The rates on Treasury Direct bonds are mostly falling this Tuesday (22), compared to the previous day's closing.
In the first update, at 9:27 AM (Brasilia time), the yields on the IPCA+ Treasury bonds maturing in 2029, 2040, and 2050 were at 7.87%, 7.16%, and 6.99%, respectively, compared to 7.89%, 7.16%, and 7.00% recorded earlier.
Meanwhile, the fixed-rate bonds for 2028, 2032, and 2035 (with semiannual interest) offered 13.63%, 13.98%, and 14.06%, respectively, compared to 13.65%, 14.00%, and 14.08%.
The movement goes against the yields of U.S. Treasury securities, which are advancing this morning.
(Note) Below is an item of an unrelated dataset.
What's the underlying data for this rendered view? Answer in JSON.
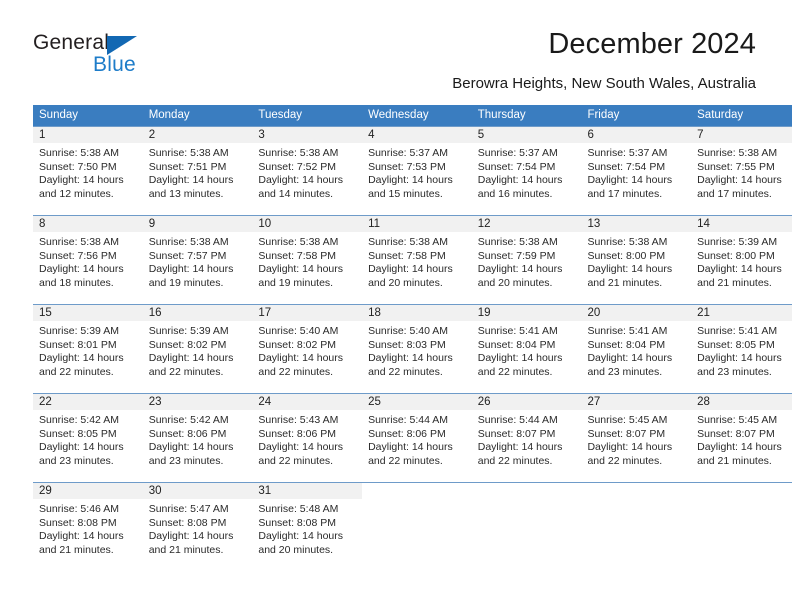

There, the 10, 20, and 30-year bonds — global benchmarks for the markets — pay 4.37%, 4.93%, and 4.94%, respectively, above the 4.36%, 4.92%, and 4.92% recorded the day before.
Now this morning, the president of the Federal Reserve, Jerome Powell, spoke at a conference on banking regulation, but did not bring any important news regarding interest rate policy, as expected, since the event took place during the quiet period before the Federal Open Market Committee (FOMC) meeting scheduled for next week.
It is worth noting that the U.S. central bank has already indicated that it intends to keep rates unchanged while monitoring the effects of Donald Trump's tariff policy on the country's economy.
Response to the tariffs
In the domestic scenario, attention is focused on the trade clash between Brazil and the United States.
According to news agencies, the Ministry of Finance already has a response plan to the 50% tariffs imposed by Trump on Brazilian products.
According to the minister of the department, Fernando Haddad, the federal government is studying the creation of emergency credit lines and a support program for affected entrepreneurs.